それには、選手自身がピッチ上で判断し、最良の選択ができなければならない。それには指揮官も、「意図した動きができる時間帯もあるが、バラつきがあって、90分間はできていない」と指摘する。攻撃が一本調子になり、明らかにうまくいっていない攻撃を繰り返すことが、何度か見られたのは気になった。

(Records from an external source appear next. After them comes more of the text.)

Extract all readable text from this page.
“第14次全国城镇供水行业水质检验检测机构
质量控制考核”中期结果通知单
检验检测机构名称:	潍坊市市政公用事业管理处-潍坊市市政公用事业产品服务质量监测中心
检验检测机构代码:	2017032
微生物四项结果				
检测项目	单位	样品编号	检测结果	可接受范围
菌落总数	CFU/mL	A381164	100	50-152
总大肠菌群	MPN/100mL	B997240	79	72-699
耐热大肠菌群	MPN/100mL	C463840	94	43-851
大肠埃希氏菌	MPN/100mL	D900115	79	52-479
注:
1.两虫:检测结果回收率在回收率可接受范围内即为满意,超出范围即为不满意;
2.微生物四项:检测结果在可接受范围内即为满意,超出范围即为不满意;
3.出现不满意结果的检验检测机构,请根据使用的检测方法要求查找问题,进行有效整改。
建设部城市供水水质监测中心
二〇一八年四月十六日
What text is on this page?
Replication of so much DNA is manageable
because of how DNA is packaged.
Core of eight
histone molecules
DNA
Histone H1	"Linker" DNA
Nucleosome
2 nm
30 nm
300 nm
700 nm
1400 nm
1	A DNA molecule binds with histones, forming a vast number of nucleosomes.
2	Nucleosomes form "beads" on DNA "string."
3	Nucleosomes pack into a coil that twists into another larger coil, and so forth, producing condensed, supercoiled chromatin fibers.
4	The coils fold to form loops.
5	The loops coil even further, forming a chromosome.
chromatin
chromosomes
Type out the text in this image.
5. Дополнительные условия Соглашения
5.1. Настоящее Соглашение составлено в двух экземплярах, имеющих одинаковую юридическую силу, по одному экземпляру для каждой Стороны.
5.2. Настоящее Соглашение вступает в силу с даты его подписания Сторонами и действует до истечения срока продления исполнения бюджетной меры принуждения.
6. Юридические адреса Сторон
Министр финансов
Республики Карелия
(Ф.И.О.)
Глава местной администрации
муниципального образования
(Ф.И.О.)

「(5戦全勝で予選突破という)結果には、満足している」
そう牧内が総括したように、結果的には難なく予選を突破した。それでも、残された課題は少なくない。
この世代には、この予選をケガで欠場した香川真司(C大阪)をはじめ、金崎夢生(大分)、鈴木惇(福岡)、前出の山本など、Jリーグですでに試合出場を経験している選手がいる。さらに、柿谷曜一朗(C大阪)、水沼宏太、金井貢史(ともに横浜ユース)など、今年8月のU−17ワールドカップで世界を経験した選手も多い。柿谷、水沼に関していえば、Jリーグの出場経験も持つ。個々の能力や経験を考えれば、決して過去と比べて、力の劣る世代だとは思えない。今後のチーム作りにおいて、その個々のポテンシャルが発揮されることを期待したい。
ただし、これはこの世代だけの問題ではないが、FWの駒不足はどうにも否めない。ボールの引き出し方、トップスピードで動きながらのボールコントロール、シュートセンス……とにかく、あらゆる点で誰が出てきても物足りなかった。
1年後、あるいは2年後、この世代の評価のカギは、FWが握っているように思う。